India’s Reliance Jio Infocomm Ltd, which is looking into reports of a major leak of user data, has filed a police complaint alleging “unlawful access to its systems,” a police officer involved in the investigation said on Wednesday. The complaint is the telecom company’s first official acknowledgement of a systems breach. Jio has so far denied media reports and user accounts of a leak.
The officer involved in the investigation said Jio filed the complaint on Monday in Navi Mumbai, where it is headquartered. Jio, part of conglomerate Reliance Industries Ltd, did not respond to a Reuters request for comment on Wednesday.
Several local news sites reported late on Sunday that names, telephone numbers and email addresses of Jio users were visible on a site called ‘Magicapk,’ which was subsequently taken down. Jio, headed by India’s richest man Mukesh Ambani, rubbished the website’s claims and said its subscriber data was safe and maintained with the highest security. It said that data on the ‘Magicapk’ website appeared to be “unauthentic.”
Many local news outlets such as Indian Express and MediaNama however, contradicted these claims. They reported being able to cross reference and confirm the veracity of the data on numerous Jio customers known to them.

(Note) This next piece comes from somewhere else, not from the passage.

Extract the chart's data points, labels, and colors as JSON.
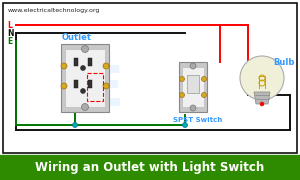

Experts say India has inadequate data protection laws that do not mandate companies or agencies to notify clients if their personal data has been breached. Advocates for stronger data protection laws say this results in data leaks often going unreported.

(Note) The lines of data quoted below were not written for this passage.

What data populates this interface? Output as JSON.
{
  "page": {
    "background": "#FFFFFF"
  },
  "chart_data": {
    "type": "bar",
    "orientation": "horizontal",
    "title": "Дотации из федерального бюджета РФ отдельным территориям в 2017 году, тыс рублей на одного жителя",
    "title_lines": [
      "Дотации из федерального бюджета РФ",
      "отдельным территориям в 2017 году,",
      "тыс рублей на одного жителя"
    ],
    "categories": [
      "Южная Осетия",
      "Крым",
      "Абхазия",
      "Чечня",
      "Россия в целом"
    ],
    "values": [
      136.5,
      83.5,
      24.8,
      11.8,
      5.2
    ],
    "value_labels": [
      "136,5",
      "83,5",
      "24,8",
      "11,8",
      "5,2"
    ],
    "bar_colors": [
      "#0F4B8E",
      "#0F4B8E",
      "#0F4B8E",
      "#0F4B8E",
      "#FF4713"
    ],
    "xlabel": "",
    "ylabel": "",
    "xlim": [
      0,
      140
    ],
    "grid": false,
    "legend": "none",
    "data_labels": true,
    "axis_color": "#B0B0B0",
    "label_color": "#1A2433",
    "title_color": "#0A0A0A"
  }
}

“There is a clear stigma attached to being hacked, or data being stolen,” said Akash Mahajan, a web security consultant in Bengaluru, adding this is why companies in India often do not admit to data breaches.
AADHAAR APPEARS SAFE
On Tuesday, Reuters reported that police in the western state of Rajasthan detained a man on suspicion of involvement in the breach, which cyber security analysts say could be the first large-scale leak from an Indian telecoms firm.
The officer involved in the matter declined to give further detail on the investigation, but said preliminary evidence indicated the widely-used “Aadhaar” numbers of Jio customers were not compromised in the leak.
Jio, which launched last September, already boasts over 100 million subscribers after drawing in users with months of free service and now cut-price deals. It is not clear whether data on all 100 million plus customers was compromised. Many users registered for Jio using their 12-digit Unique Identification Authority of India (UIDAI) number, commonly known as the Aadhaar number.
The government is pushing for Aadhaar numbers to be used in everything from opening a bank account to filing tax returns. The number, which works in a similar way to US Social Security numbers, is unique to each Indian citizen and stores users’ biometric data in a centralised database.
The case was registered under Section 66 of the Information Technology Act, which deals with any unauthorized access to a computer network, and Section 379 of the Indian Penal Code, which deals with theft.